There is a lot of carbon underneath the Earth’s surface, and it’s pretty darn common all around us, as well. Because of the extreme conditions found inside the Earth – mainly the heat and the pressure – the carbon atoms are pushed together until they form a strong bond.
The more carbon happens to be in one pocket of the Earth’s crust, the bigger a diamond will be.
They often take a long time to form; sometimes, it takes them thousands of years. And the more time they spend forming, the bigger they become.
There are often impurities and imperfections on the inside (and on the surface) of the diamonds, which makes sense since the conditions that they grow in are hardly perfect.
Because of this, not all diamonds can be perfectly translucent and colorless. The imperfections don’t allow the light to travel through the material.
But the one thing that all those imperfections don’t affect is its thermal conductivity.
The atoms are still arranged in the same manner, no matter how pure or imperfect a diamond is. The appearance of the diamond only comes into consideration if it gets prepared for sale in the jewelry industry.
But when it comes to industrial purposes, the only thing that matters is the hardness and the thermal conductivity. Luckily, diamonds are pretty famous in both of these fields.
We mentioned that they’re good at conducting heat – but we have yet to mention how good. And let us tell you, diamonds are champions of sorts in this category: Diamonds have the highest thermal conductivity of any natural material at 22 W/(cm·K).

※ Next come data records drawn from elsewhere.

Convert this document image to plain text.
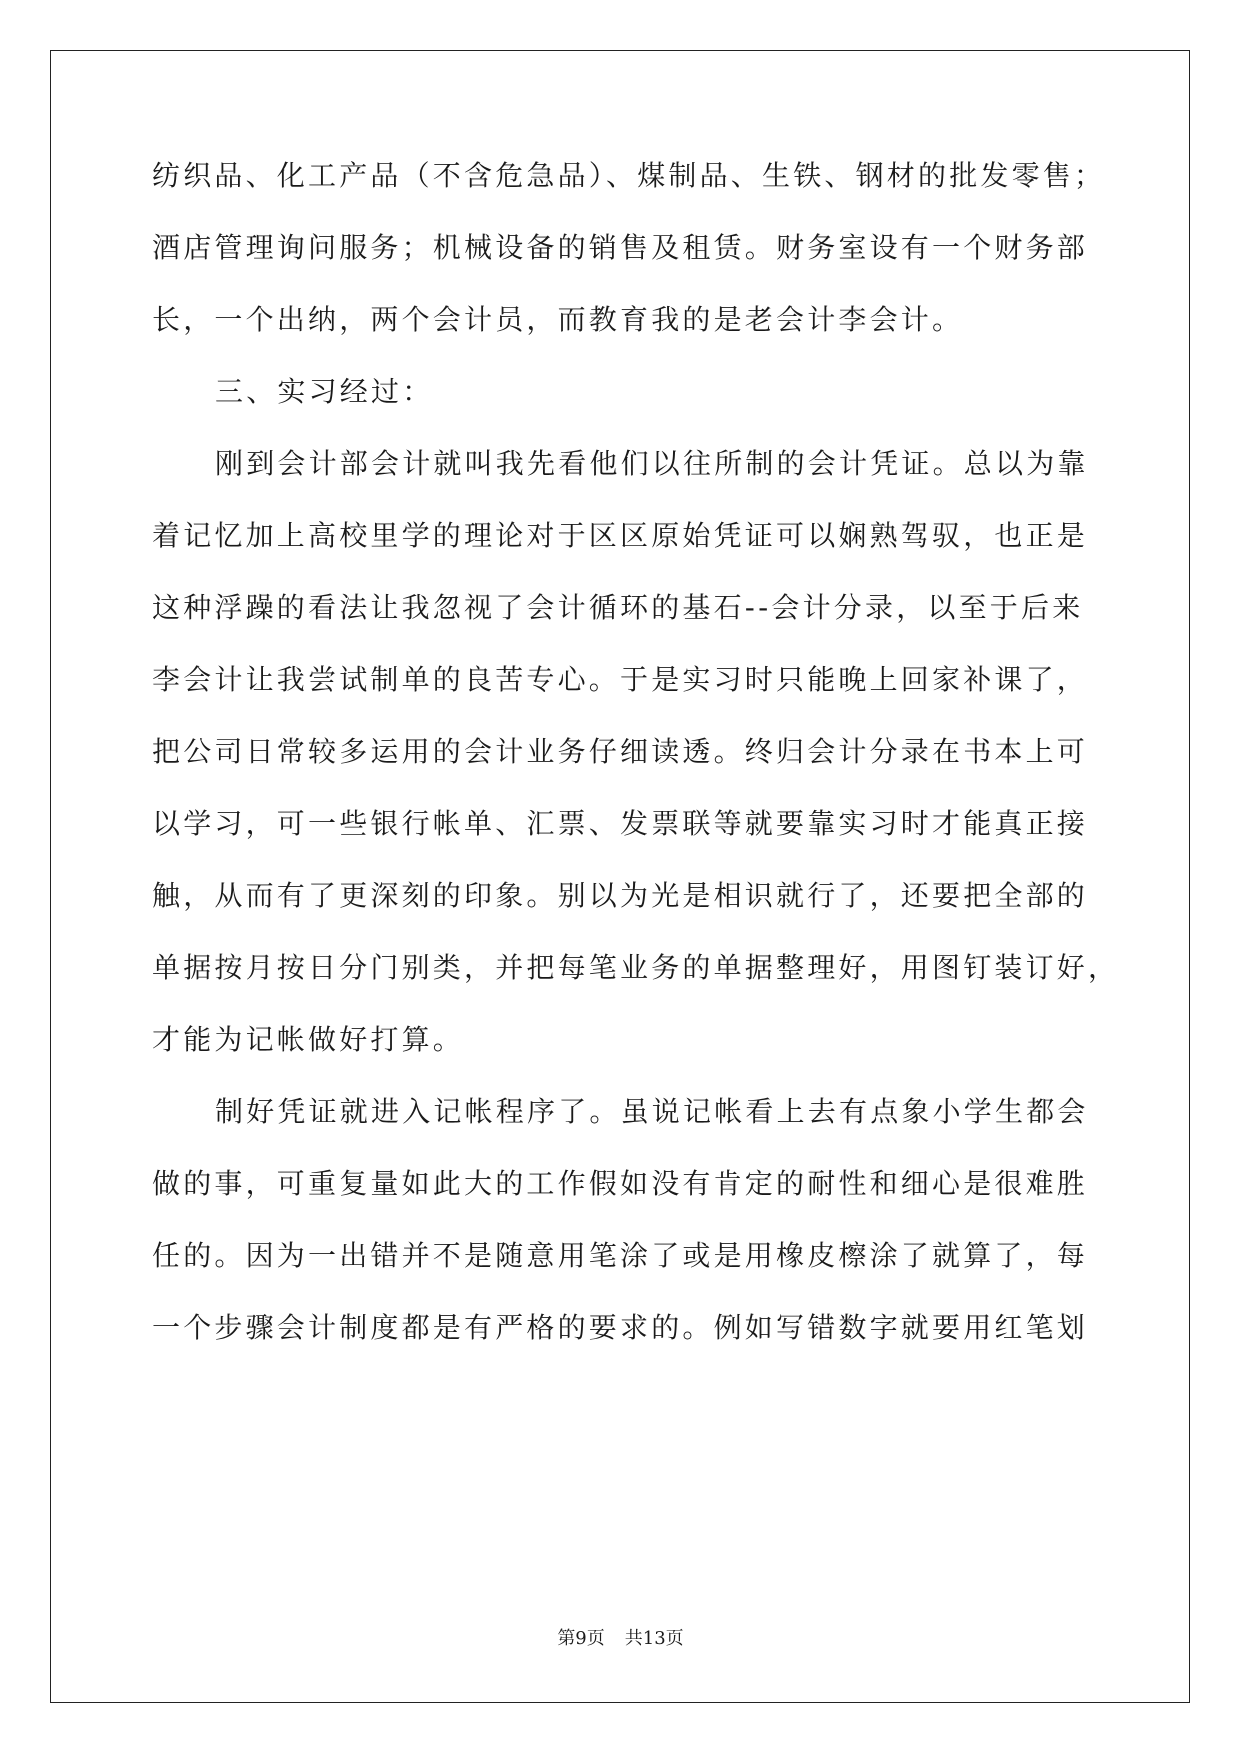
纺织品、化工产品（不含危急品）、煤制品、生铁、钢材的批发零售；
酒店管理询问服务；机械设备的销售及租赁。财务室设有一个财务部
长，一个出纳，两个会计员，而教育我的是老会计李会计。
三、实习经过：
刚到会计部会计就叫我先看他们以往所制的会计凭证。总以为靠
着记忆加上高校里学的理论对于区区原始凭证可以娴熟驾驭，也正是
这种浮躁的看法让我忽视了会计循环的基石--会计分录，以至于后来
李会计让我尝试制单的良苦专心。于是实习时只能晚上回家补课了，
把公司日常较多运用的会计业务仔细读透。终归会计分录在书本上可
以学习，可一些银行帐单、汇票、发票联等就要靠实习时才能真正接
触，从而有了更深刻的印象。别以为光是相识就行了，还要把全部的
单据按月按日分门别类，并把每笔业务的单据整理好，用图钉装订好，
才能为记帐做好打算。
制好凭证就进入记帐程序了。虽说记帐看上去有点象小学生都会
做的事，可重复量如此大的工作假如没有肯定的耐性和细心是很难胜
任的。因为一出错并不是随意用笔涂了或是用橡皮檫涂了就算了，每
一个步骤会计制度都是有严格的要求的。例如写错数字就要用红笔划
第9页 共13页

That means that those tightly packed carbon atoms are so perfectly arranged that there’s no other material in our world that can transfer heat better than them.
You probably don’t want to use diamonds to insulate your house – but they’re a lifesaver if you’re trying to transfer some heat from one place to another quickly.
Learn More: Diamond History: How They Form And How They’re Found
Final Words
So, there you have it! We did as much research as we could and dug up all the available info about the thermal conductivity properties of our favorite gem.
And as you’ve probably noticed, there’s a lot to talk about here. Diamonds aren’t the perfect material, and they do have their flaws and weaknesses.
But their atomic structure is something that should be admired. It’s incredible that they managed to form all on their own in nature.
All that’s left for us to do is admire them – and we hope that we managed to inspire that sense of admiration with this article!